Because nobody wants to see their final solution.

They say alcohol isnt the answer.

But chemistry says it is a solution.

Multiplying by zero is just suicide in math: you don't really get a solution, but the problem goes away.

Shower thoughts didn't like it, but maybe you will

A worldwide survey was conducted by the UN.

The only question asked was: "Would you please give your honest opinion about solutions to the food shortage in the rest of the world?" The survey was a huge failure. In Africa they didn't know what "food" meant. In Eastern Europe they didn't know what "honest" meant. In Western Europe they didn't know what "shortage" meant. In China they didn't know what "opinion" meant. In the Middle East they didn't know what "solution" meant. In South America they didn't know what "please" meant.
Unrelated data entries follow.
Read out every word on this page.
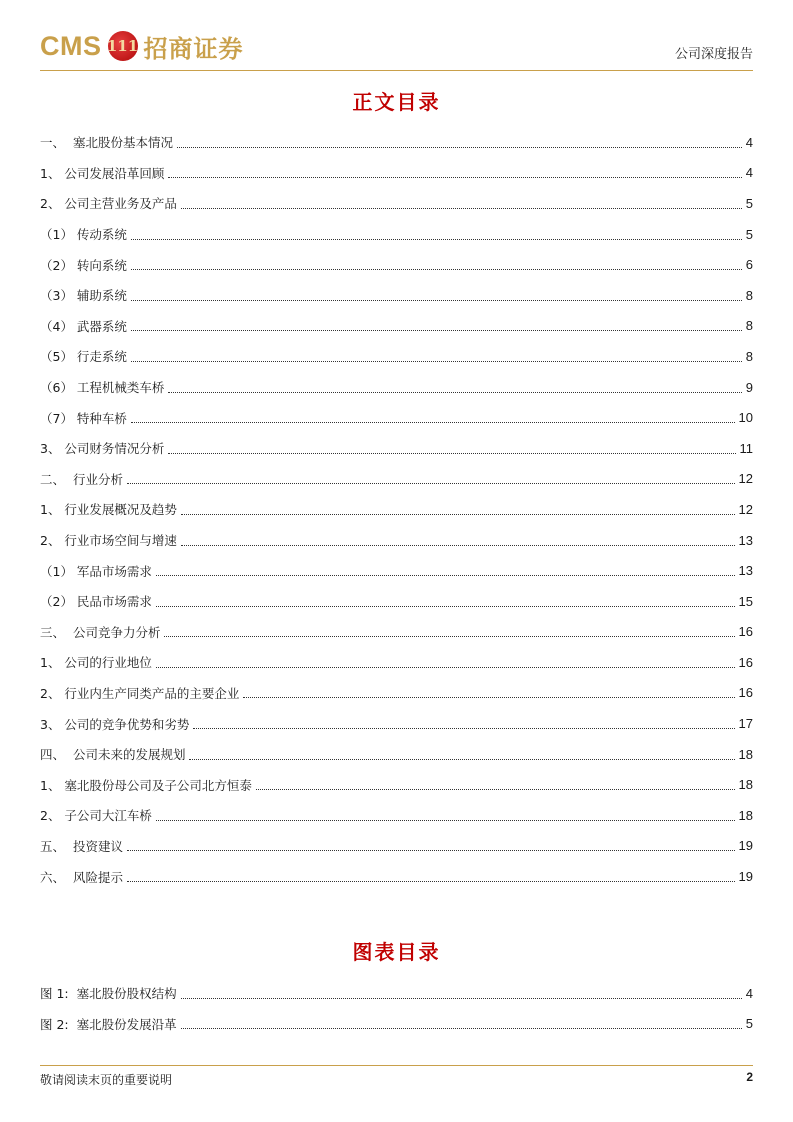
CMS 111 招商证券	公司深度报告
正文目录
一、  塞北股份基本情况	4
1、 公司发展沿革回顾	4
2、 公司主营业务及产品	5
（1） 传动系统	5
（2） 转向系统	6
（3） 辅助系统	8
（4） 武器系统	8
（5） 行走系统	8
（6） 工程机械类车桥	9
（7） 特种车桥	10
3、 公司财务情况分析	11
二、  行业分析	12
1、 行业发展概况及趋势	12
2、 行业市场空间与增速	13
（1） 军品市场需求	13
（2） 民品市场需求	15
三、  公司竞争力分析	16
1、 公司的行业地位	16
2、 行业内生产同类产品的主要企业	16
3、 公司的竞争优势和劣势	17
四、  公司未来的发展规划	18
1、 塞北股份母公司及子公司北方恒泰	18
2、 子公司大江车桥	18
五、  投资建议	19
六、  风险提示	19
图表目录
图 1:  塞北股份股权结构	4
图 2:  塞北股份发展沿革	5
敬请阅读末页的重要说明	2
And in the USA they didn't know what "the rest of the world" meant.

The devil has started to get really self conscious about his receding hairline and is planning to take out his anger on the humans if he cant find a solution.....

There's going to be hell toupee

Ya know, if you believe in reincarnation, suicide is a temporary solution to a permanent problem

anyways, the hotline asked me not to come back

Why do women an children evacuate first in any disaster?
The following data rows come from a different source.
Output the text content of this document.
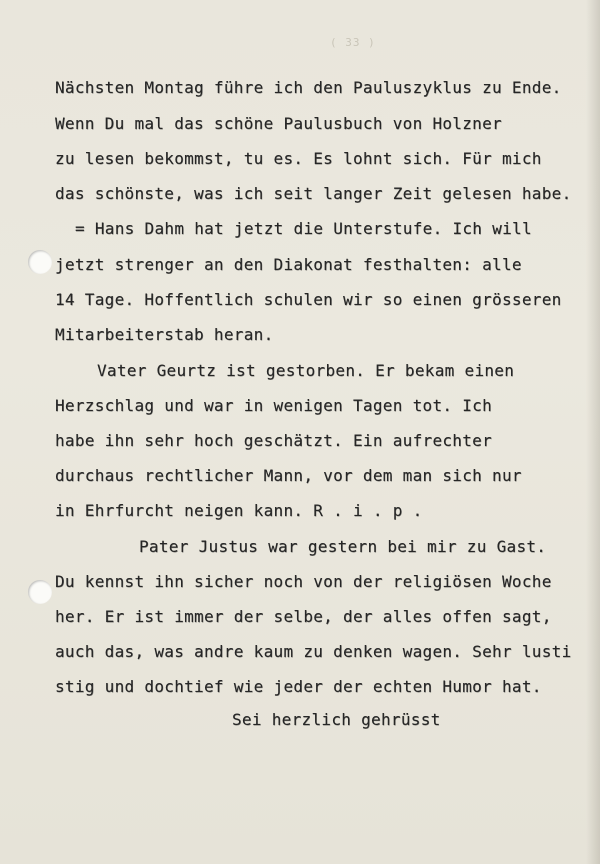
( 33 )
Nächsten Montag führe ich den Pauluszyklus zu Ende.
Wenn Du mal das schöne Paulusbuch von Holzner
zu lesen bekommst, tu es. Es lohnt sich. Für mich
das schönste, was ich seit langer Zeit gelesen habe.
= Hans Dahm hat jetzt die Unterstufe. Ich will
jetzt strenger an den Diakonat festhalten: alle
14 Tage. Hoffentlich schulen wir so einen grösseren
Mitarbeiterstab heran.
Vater Geurtz ist gestorben. Er bekam einen
Herzschlag und war in wenigen Tagen tot. Ich
habe ihn sehr hoch geschätzt. Ein aufrechter
durchaus rechtlicher Mann, vor dem man sich nur
in Ehrfurcht neigen kann. R . i . p .
Pater Justus war gestern bei mir zu Gast.
Du kennst ihn sicher noch von der religiösen Woche
her. Er ist immer der selbe, der alles offen sagt,
auch das, was andre kaum zu denken wagen. Sehr lusti
stig und dochtief wie jeder der echten Humor hat.
Sei herzlich gehrüsst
So men can think of a solution in silence.

A man buys a parrot but the only thing it does is insult the man...

After spending hours trying every possible solution to get it to shut up the man decides to put the parrot in the freezer. A few minutes pass and the parrot falls silent. Thinking he might of killed it the man opens the freezer and finds the parrot shivering but alive. S-s-sorry for i-i-i-insulting you s-sir. I p-p-promise I'll s-s-stop . The man takes the the parrot out of the freezer and after a few minutes the parrot shyly says i-if you don't mind m-me asking... w-what did the t-t-turkey do?
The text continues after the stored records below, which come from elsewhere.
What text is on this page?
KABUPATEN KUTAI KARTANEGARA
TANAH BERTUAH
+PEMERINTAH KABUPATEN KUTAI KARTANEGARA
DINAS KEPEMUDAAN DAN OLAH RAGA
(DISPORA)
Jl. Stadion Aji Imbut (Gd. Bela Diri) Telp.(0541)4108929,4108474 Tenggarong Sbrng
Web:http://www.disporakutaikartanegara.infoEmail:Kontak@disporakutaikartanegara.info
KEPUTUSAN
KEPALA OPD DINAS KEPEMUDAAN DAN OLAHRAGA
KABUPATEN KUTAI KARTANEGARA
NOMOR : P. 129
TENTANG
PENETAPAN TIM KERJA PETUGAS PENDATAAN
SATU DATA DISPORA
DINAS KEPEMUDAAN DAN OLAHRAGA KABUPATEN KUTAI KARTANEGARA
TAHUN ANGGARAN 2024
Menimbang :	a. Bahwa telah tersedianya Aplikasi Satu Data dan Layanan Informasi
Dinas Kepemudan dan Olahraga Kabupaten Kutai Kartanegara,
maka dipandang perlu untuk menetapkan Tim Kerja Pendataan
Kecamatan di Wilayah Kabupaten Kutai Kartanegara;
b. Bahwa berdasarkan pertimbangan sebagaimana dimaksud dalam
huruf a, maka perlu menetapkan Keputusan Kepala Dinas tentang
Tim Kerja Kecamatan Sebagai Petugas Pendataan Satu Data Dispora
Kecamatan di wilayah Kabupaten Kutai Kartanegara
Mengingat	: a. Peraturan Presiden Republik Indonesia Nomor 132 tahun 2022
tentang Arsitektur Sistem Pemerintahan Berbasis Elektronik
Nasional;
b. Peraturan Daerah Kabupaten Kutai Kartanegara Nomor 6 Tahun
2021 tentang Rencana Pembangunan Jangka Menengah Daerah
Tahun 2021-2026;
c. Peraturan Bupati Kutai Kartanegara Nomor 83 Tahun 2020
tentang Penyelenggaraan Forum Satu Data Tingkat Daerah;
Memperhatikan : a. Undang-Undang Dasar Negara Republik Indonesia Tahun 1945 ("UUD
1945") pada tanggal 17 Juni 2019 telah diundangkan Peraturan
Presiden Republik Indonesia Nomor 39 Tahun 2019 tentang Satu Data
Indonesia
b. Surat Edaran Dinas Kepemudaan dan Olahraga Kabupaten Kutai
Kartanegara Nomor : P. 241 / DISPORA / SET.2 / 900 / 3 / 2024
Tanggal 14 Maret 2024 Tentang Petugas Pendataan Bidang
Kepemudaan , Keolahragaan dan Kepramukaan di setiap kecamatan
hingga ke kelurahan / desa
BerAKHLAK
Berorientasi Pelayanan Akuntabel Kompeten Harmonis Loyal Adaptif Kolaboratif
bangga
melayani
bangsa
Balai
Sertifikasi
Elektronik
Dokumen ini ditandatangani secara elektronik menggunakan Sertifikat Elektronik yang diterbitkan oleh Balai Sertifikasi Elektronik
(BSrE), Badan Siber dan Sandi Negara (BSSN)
Why are women and children evacuated first in a disaster?

So we can think about a solution in silence.

Do you know why women and children are always evacuated first in any emergency situation?

So that all the men can think and come up with a solution in peace and quiet.

Source: my dad (to me on International Women's Day)

Why do people with problems drink alcohol?

It's a solution

After some pressure from his family a man who is hard of hearing visits his doctor.

After a lengthy examination, the doctor identifies the problem and prescribes the solution. He takes it and the doctor tells him to come back in a week to check that everything is A-OK.

A week later he revisits. The doc announces, "You're hearing is perfect. Your family must be delighted."

He replies. "Oh, I haven't told them yet, I just sit around the house listening to them. So far I've changed my will three times."

My landlord yelled at me today because my heating bill is through the roof and that he's going to have to come over soon to discuss a solution.

I told him my door is always open.

I tried having my mother's phone disconnected, but customer service told me that since the account was in my dad's name, he'd have to be the one to put in the request.....

The fact that he'd been dead for 40 years didn't sway the rep. Then a solution hit me: If I stop paying the bill, you can turn off the service, right?

Well, yes, she said reluctantly. But that would ruin his credit.

I have found a solution my glasses fogging up from wearing a mask

I wear a monocle, they only fog up half as much.

Just think that there are jokes based on truth that can bring down governments, or jokes which make girl laugh. Many of the solution dilemma jokes and puns are jokes supposed to be funny, but some can be offensive. When jokes go too far, are mean or racist, we try to silence them and it will be great if you give us feedback every time when a joke become bullying and inappropriate.

We suggest to use only working solution pollution piadas for adults and blagues for friends. Some of the dirty witze and dark jokes are funny, but use them with caution in real life. Try to remember funny jokes you've never heard to tell your friends and will make you laugh.